American puritan minister (1602–1663)

Samuel Stone (July 18, 1602 - 20 July 1663) was an English Puritan minister and co-founder of Hartford, Connecticut.

==Biography==
Stone was born in Hertford, the county town of Hertfordshire, England. The name of the town is pronounced "Hartford".

In 1620, he left Hertford to study at Emmanuel College, Cambridge, from where he graduated in 1624. He was ordained on July 8, 1626, at Peterborough and a year later became curate at Stisted, Essex. In 1633, Samuel Stone and Thomas Hooker sailed across the Atlantic on a ship named the Griffin.

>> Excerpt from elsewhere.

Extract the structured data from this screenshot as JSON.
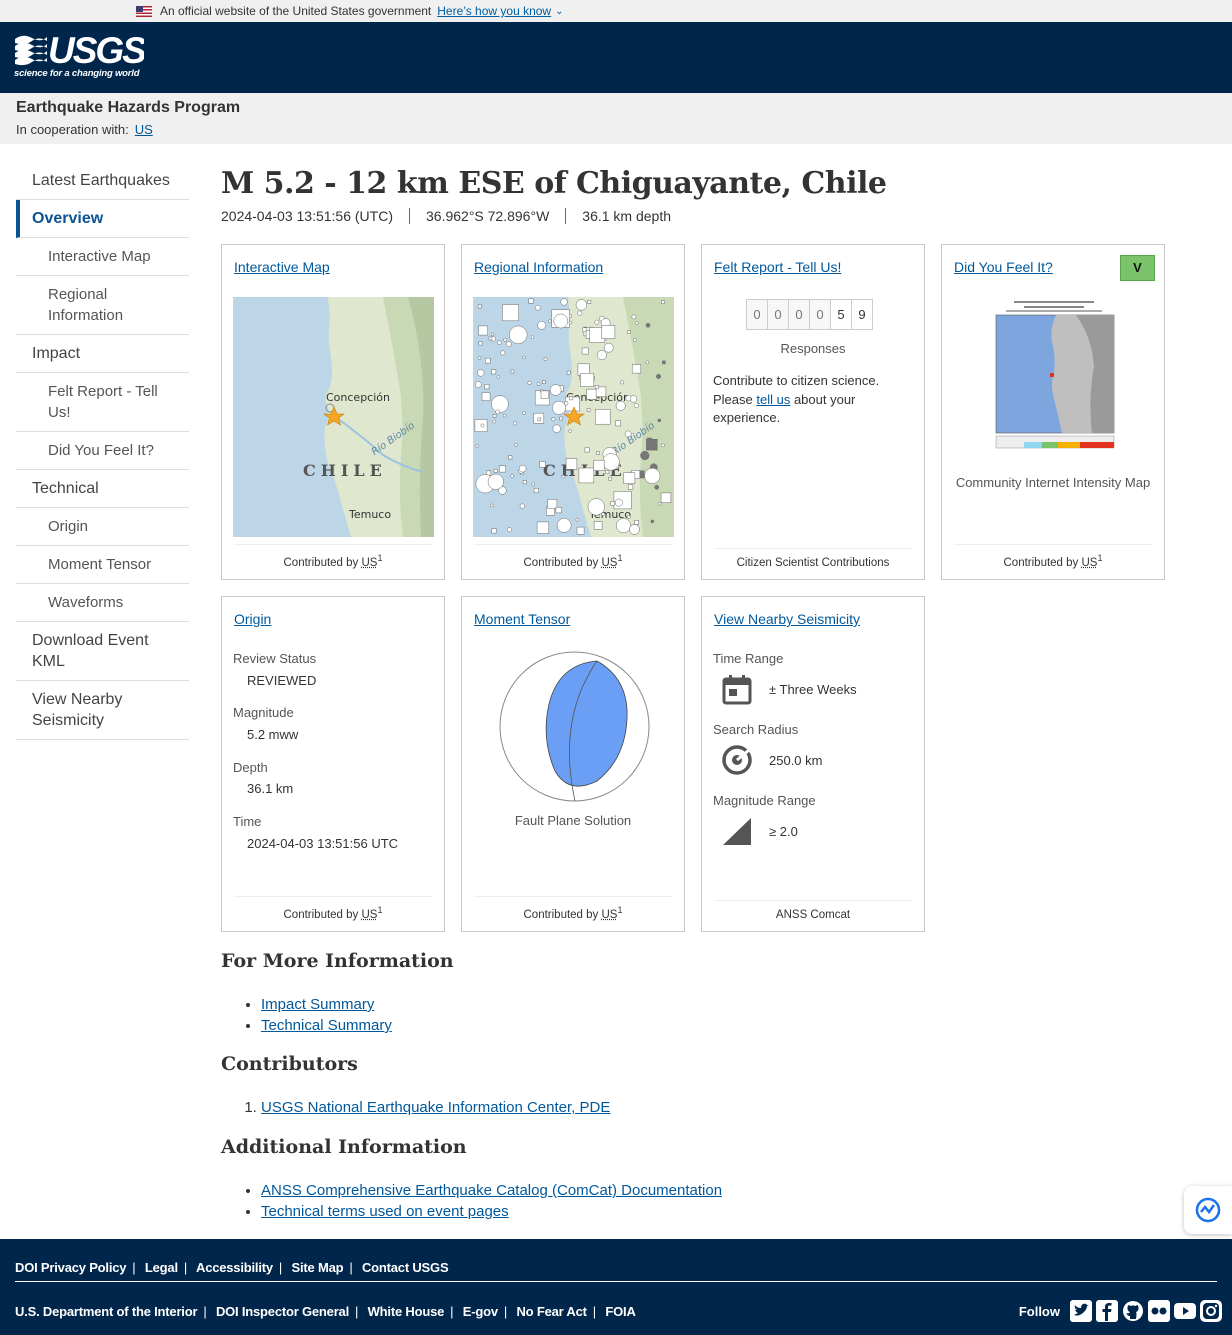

They arrived in Boston on 4 September of the same year, and a few weeks later, Samuel Stone became a Teacher of the Cambridge Church under Hooker, who was the preacher. In 1644, he became a Freeman.
In 1636, Stone and Hooker led their congregation from New Towne (now Cambridge, Massachusetts) and established a new colony at House of Hope (a Dutch fort and trading post), making peace with the local Indians and renaming the town they called Saukiog as Hartford, after Stone's birthplace - they thus became the town's founding fathers.

==Personal life==
Stone was twice married. By his second wife, Elizabeth Allyn, whom he wed in 1641, he had four surviving children—a son Samuel and four daughters, Elizabeth, Rebecca, Mary and Sarah. He published "A Congregational Church, a Catholike Visible Church" in London in 1642, in answer to Samuel Hudson's "Visible Catholick Church", and left two works in manuscript: a catechism and a confutation of the Antinomians. Records show that he was an active buyer and seller of land in Hartford.

There is a statue of Samuel Stone in the centre of Hertford, Hertfordshire.